W1D4: Regularization that encourages smoothness?

Hi all,
in the (really nice) intro video of W1D4 about GLMs, Cristina Savin mentions briefly that besides L1 and L2 norms, there are other regularization methods, including ones that encourage neighboring parameters to be similar. I thought that was really interesting and wanted to ask: Does anyone have any more information/links to relevant publications on that?
Thanks in advance!


I think that you can find something more on book on Statistical Learning theory, (e.g. Elements of Statistical Learning by Hastie, Tibshirani )

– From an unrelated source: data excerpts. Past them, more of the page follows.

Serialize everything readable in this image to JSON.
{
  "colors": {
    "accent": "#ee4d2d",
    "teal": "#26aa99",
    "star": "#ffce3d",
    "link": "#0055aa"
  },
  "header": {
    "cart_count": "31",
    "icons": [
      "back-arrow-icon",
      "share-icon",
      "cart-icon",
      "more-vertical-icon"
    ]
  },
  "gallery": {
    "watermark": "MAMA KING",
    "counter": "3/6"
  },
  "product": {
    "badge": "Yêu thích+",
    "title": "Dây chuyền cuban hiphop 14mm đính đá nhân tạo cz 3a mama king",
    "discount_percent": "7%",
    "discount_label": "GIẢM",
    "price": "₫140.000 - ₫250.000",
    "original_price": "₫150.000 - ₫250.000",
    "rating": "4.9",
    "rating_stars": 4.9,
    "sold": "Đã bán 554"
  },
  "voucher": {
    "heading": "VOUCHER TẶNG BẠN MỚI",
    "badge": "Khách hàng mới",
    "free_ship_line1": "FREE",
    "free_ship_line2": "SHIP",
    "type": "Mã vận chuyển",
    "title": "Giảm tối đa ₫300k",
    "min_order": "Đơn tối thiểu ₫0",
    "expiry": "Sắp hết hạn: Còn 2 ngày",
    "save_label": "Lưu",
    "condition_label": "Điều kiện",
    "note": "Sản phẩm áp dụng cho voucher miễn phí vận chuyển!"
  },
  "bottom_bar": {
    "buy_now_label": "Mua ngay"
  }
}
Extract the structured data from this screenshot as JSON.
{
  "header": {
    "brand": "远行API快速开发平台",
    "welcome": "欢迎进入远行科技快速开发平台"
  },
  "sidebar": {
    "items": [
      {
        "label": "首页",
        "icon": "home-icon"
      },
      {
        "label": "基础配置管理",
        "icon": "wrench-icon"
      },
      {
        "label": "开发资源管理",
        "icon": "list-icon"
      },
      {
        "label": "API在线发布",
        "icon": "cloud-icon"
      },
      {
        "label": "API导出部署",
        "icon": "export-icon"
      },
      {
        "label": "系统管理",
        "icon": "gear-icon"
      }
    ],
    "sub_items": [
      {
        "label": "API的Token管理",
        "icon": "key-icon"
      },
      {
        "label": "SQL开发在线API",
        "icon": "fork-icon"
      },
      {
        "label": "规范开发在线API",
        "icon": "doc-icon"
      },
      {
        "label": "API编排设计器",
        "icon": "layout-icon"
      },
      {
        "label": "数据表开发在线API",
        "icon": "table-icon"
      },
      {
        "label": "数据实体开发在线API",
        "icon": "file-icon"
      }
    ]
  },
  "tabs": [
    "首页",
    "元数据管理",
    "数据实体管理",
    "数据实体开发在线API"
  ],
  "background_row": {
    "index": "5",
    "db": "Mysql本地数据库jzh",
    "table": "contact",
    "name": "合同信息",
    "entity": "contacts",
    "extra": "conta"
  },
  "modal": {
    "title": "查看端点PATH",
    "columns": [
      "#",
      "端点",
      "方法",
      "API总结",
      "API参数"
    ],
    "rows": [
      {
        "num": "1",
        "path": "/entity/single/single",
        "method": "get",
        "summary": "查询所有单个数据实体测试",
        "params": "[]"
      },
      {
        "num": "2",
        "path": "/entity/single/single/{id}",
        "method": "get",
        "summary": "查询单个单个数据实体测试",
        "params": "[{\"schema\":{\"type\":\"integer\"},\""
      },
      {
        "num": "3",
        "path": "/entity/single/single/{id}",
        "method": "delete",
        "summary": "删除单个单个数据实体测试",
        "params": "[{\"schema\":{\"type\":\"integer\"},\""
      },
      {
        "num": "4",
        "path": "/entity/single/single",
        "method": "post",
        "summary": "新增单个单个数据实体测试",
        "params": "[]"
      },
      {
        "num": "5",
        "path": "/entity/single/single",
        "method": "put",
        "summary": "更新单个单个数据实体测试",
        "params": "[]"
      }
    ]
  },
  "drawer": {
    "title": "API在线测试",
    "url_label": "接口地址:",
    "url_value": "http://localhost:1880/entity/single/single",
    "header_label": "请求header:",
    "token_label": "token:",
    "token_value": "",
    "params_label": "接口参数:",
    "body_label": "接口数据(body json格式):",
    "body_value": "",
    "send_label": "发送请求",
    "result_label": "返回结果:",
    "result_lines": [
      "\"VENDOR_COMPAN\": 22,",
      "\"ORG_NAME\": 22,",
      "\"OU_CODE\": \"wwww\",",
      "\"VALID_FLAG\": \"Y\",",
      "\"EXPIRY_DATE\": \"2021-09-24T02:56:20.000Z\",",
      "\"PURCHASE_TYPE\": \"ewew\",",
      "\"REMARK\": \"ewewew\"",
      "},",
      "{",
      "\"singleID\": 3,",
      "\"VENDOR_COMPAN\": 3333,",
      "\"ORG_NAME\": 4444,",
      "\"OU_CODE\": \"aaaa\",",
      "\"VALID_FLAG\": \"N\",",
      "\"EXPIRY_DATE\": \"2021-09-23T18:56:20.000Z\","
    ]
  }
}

You can use the same L1 and L2 regularization methods on differences of nearby parameters, instead of on the parameters themselves. I.e, instead of the normal L2 regularization:

cost_function + lam * \sum_t |param|^2

you would do

cost_function + lam * \sum_t |param_t - param_{t+1}|^2

If your parameters are arranged on a 2D grid, like an image, then you’d replace t with (x,y) positions and do the sum over nearby (x,y) pairs. If you are using an optimization framework like Pytorch to fit your model, then it is easy to add this kind of regularization, and you don’t have to deal with the pain of figuring out the gradients yourself.

Cool, can’t wait for the PyTorch introduction day of the NMA then. Thanks for answering!